Marginalization also has a nasty habit of reinforcing itself in a market system. Case-in-point: In 2017, Veru, the company that makes the FC2, the only internal condom available in the United States, determined that off-the-shelf sales of their product were so poor that it didn’t make logistical sense to keep supplying them to retail pharmacies. So, they pulled them from aisles across the nation. Now you can only get internal condoms at pharmacies if you come in with a prescription for them — or if a health clinic in your area has opted to keep a free supply flowing. 

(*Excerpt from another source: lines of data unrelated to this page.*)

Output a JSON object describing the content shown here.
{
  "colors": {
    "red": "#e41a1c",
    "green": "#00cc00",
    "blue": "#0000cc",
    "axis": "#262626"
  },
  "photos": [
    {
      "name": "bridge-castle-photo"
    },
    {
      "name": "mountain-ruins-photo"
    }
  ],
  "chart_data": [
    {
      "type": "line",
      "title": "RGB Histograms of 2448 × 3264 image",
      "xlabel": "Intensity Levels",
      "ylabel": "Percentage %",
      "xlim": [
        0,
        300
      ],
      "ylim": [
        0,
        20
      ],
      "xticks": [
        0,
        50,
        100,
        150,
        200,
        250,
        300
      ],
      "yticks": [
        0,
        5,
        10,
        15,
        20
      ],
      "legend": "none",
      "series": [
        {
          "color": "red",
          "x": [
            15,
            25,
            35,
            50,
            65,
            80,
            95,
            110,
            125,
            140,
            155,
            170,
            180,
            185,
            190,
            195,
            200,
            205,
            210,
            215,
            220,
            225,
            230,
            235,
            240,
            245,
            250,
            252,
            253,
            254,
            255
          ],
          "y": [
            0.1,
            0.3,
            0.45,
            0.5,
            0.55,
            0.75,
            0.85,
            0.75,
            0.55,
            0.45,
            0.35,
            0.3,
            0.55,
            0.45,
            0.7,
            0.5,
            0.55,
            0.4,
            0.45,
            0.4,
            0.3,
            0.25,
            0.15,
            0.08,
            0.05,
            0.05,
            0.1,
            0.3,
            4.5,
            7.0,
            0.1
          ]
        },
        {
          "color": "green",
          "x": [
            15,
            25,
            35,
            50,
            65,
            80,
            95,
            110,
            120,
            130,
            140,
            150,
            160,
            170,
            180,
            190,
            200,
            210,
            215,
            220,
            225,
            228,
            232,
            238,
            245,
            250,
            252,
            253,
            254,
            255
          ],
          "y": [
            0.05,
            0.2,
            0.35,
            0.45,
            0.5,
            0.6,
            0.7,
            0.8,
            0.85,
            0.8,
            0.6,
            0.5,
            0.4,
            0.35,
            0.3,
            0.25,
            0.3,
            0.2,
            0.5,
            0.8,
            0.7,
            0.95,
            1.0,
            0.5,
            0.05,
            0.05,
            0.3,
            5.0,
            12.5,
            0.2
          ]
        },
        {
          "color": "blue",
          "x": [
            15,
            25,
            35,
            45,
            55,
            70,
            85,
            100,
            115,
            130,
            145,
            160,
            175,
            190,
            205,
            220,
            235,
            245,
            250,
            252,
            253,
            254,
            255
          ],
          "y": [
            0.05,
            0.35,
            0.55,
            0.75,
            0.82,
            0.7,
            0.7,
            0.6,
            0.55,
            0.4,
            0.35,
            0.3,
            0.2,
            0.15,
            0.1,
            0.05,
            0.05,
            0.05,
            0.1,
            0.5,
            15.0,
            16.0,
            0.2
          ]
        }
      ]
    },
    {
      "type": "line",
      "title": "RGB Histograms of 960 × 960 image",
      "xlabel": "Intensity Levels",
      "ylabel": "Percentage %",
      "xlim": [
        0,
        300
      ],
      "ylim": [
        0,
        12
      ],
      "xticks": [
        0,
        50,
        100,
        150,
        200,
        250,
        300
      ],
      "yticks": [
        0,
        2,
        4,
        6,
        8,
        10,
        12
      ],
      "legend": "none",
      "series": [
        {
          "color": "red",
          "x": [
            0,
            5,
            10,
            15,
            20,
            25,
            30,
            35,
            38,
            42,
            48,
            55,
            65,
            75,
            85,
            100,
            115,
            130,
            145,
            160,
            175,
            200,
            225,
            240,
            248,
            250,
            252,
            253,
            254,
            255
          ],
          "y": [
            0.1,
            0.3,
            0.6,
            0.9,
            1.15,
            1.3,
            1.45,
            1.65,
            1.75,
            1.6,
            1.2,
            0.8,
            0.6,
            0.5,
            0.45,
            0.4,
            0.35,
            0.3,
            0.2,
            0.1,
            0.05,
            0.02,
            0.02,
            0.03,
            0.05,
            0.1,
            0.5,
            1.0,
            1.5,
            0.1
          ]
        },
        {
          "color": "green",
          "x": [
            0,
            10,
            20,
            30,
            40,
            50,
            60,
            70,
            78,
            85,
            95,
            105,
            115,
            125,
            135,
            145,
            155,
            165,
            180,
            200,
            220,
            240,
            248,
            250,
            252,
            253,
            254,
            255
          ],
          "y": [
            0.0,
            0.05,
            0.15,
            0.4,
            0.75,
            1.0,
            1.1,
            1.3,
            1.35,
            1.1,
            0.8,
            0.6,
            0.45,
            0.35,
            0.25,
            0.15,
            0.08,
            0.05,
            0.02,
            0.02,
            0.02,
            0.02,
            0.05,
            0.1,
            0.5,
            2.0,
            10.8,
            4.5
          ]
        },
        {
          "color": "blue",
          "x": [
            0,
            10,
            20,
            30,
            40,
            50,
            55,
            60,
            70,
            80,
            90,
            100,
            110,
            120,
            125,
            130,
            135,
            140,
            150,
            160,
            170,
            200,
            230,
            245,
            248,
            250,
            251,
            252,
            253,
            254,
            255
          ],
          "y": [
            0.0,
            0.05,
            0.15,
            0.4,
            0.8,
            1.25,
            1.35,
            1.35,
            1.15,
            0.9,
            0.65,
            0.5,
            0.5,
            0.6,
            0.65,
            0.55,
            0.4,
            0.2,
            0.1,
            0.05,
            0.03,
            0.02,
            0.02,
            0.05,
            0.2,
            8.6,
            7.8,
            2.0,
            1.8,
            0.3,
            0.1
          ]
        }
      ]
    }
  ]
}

Even if an individual can look past the stigma that still unfairly swirls around internal condoms in the United States, these price and accessibility issues are major barriers to experimentation, and potentially popular embrace. But they’re not insurmountable. The CDC actually has a quick-and-easy tool that’ll help you find internal condoms, including free samples, in your area. A rep from Veru tells InsideHook that they have several programs to help people access their product, no matter where they are or what their resource situation is like, which you can find on their site

It’s worth taking the time and effort to make use of these tools, because if we as consumers show enough interest in the potential of internal condoms, then, bit by bit, sex educators, public health NGOs and the eldritch beast that is the market will respond. They’ll pour more time, effort and cash into probing and trying to expand that demand. Maybe new players in the sexual health space will even see enough potential to justify not just investments in better consumer education and distribution, but in innovation, change and healthy competition. The easier it gets to find internal condoms, the easier it’ll get for people to just try them out on a whim, potentially fueling new sustained demand. And so a virtuous cycle may be created. 

On a much smaller and more personal level as well, Planned Parenthood’s Bennett argues, it’s worth extending a little effort to try out internal condoms. “You never know,” she said. No matter who you are, “you or your partner, or partners, might prefer the feel” in the end.